问题现象:
Hive2ByteHouse CE 离线同步任务,执行失败,报错:DB::Exception: Column day specified more than once SQLSTATE: 42701,详细错误日志如下:
at java.lang.Thread.run(Thread.java:748) - java.sql.BatchUpdateException: Code: 15, e.displayText() = DB::Exception: Column day specified more than once SQLSTATE: 42701 (version 21.9.1) , server ClickHouseNode [uri=http://7442209169657188635.bytehouse-ce.ivolces.com:8123/acme_db, options={custom_settings=custom_gw_force_ck_node=9.0.0.8}]@1089714795 at com.clickhouse.jdbc.SqlExceptionUtils.batchUpdateError(SqlExceptionUtils.java:107) at com.clickhouse.jdbc.internal.InputBasedPreparedStatement.executeAny(InputBasedPreparedStatement.java:154) at com.clickhouse.jdbc.internal.AbstractPreparedStatement.executeLargeBatch(AbstractPreparedStatement.java:85) at com.clickhouse.jdbc.internal.ClickHouseStatementImpl.executeBatch(ClickHouseStatementImpl.java:754) at com.bytedance.bitsail.bytehouse.sink.record.AppendRecordsWriter.flush(AppendRecordsWriter.java:69) at com.bytedance.bitsail.bytehouse.sink.record.DelegatePartitionRecordsWriter.flush(DelegatePartiti
解决方案
报错原因:该离线同步任务,写入 ByteHouse CE 表指定了静态分区字段 day,但在表字段映射中也同时存在 day 字段,因字段重复而导致同步任务执行异常。

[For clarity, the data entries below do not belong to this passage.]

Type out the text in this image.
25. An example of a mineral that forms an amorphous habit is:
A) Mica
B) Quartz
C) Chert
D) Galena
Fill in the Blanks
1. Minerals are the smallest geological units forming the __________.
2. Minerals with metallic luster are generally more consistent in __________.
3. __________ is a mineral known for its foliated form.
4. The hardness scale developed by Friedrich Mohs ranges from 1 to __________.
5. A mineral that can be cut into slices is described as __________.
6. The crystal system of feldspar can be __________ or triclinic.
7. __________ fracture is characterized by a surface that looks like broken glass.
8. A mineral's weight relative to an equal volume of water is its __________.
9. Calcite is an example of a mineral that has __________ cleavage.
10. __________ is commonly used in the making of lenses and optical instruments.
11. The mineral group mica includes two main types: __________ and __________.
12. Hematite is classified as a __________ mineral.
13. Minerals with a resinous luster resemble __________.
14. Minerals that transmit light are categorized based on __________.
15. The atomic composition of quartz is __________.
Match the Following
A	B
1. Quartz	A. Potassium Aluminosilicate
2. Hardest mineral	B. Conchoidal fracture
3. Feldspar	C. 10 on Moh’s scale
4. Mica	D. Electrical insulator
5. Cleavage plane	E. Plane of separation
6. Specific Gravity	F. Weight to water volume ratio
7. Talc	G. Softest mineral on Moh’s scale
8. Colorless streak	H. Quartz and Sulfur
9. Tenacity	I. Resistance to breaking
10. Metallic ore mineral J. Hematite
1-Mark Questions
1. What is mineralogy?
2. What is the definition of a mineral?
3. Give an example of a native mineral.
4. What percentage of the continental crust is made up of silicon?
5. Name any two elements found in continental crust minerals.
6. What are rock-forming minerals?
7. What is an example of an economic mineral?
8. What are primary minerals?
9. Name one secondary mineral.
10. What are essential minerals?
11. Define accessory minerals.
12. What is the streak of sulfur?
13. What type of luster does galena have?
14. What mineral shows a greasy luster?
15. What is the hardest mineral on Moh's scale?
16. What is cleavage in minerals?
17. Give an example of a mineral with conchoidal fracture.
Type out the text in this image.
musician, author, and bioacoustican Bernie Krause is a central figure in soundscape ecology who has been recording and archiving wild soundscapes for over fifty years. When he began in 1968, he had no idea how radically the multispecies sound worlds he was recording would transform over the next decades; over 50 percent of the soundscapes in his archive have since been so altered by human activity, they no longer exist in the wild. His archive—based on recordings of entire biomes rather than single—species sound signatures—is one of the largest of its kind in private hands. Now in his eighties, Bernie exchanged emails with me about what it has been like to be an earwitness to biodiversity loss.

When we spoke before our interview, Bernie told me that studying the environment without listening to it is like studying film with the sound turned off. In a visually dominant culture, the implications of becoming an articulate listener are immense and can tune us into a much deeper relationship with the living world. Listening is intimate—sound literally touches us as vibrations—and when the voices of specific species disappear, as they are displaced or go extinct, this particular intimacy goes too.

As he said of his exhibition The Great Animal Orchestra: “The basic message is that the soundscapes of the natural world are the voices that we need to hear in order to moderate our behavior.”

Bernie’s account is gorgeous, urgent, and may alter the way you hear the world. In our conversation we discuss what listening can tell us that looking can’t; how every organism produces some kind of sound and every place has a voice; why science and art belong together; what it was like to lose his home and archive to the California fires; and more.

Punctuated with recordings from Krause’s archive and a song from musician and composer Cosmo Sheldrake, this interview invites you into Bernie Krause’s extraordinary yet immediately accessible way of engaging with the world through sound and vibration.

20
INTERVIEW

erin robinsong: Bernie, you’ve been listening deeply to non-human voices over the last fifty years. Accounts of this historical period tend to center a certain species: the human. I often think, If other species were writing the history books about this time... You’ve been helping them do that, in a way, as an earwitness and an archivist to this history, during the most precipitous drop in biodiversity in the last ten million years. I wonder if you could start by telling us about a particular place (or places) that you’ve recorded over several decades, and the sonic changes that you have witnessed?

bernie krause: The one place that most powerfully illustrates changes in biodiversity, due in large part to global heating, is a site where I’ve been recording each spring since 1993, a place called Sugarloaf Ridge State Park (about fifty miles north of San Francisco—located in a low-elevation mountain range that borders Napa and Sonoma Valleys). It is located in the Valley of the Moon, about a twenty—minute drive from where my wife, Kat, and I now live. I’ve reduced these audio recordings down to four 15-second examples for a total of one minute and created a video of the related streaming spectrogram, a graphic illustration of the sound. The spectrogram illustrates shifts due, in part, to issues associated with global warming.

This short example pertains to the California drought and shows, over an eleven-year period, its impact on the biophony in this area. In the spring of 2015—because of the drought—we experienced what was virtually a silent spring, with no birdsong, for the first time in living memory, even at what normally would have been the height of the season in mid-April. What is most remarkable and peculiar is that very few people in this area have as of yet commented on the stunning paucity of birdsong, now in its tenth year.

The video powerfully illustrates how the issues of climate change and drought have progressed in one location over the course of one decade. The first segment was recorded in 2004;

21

解决方案:您需将同步任务字段映射中的 day 字段映射删除。
问题现象:
LAS2Kafka 离线通道任务执行失败,TaskManager 日志报错提示关键字:NOT_ENOUGH_REPLICAS,详细错误日志如下:
TaskManager错误日志提示: Got error produce response with correlation id 6 on topic-partition dedao_log_backtrace-22, retrying (9 attempts left). Error: NOT_ENOUGH_REPLICAS
解决方案:
报错原因:Kafka 集群实例中副本数异常
解决方案:调整 Kafka 集群副本参数,将 min.insync.replicas 设置为 1。以火山引擎 Kafka 集群为例,您可在对应 Topic 的配置中修改最小同步副本个数为 1。操作详见 Kafka 修改参数配置。
问题现象:
Kafka2MySQL 流式集成任务,错误日志提示:Duplicate entry 'oXXXXX-V45Y' for key 'xxxx_union_id_IDX'。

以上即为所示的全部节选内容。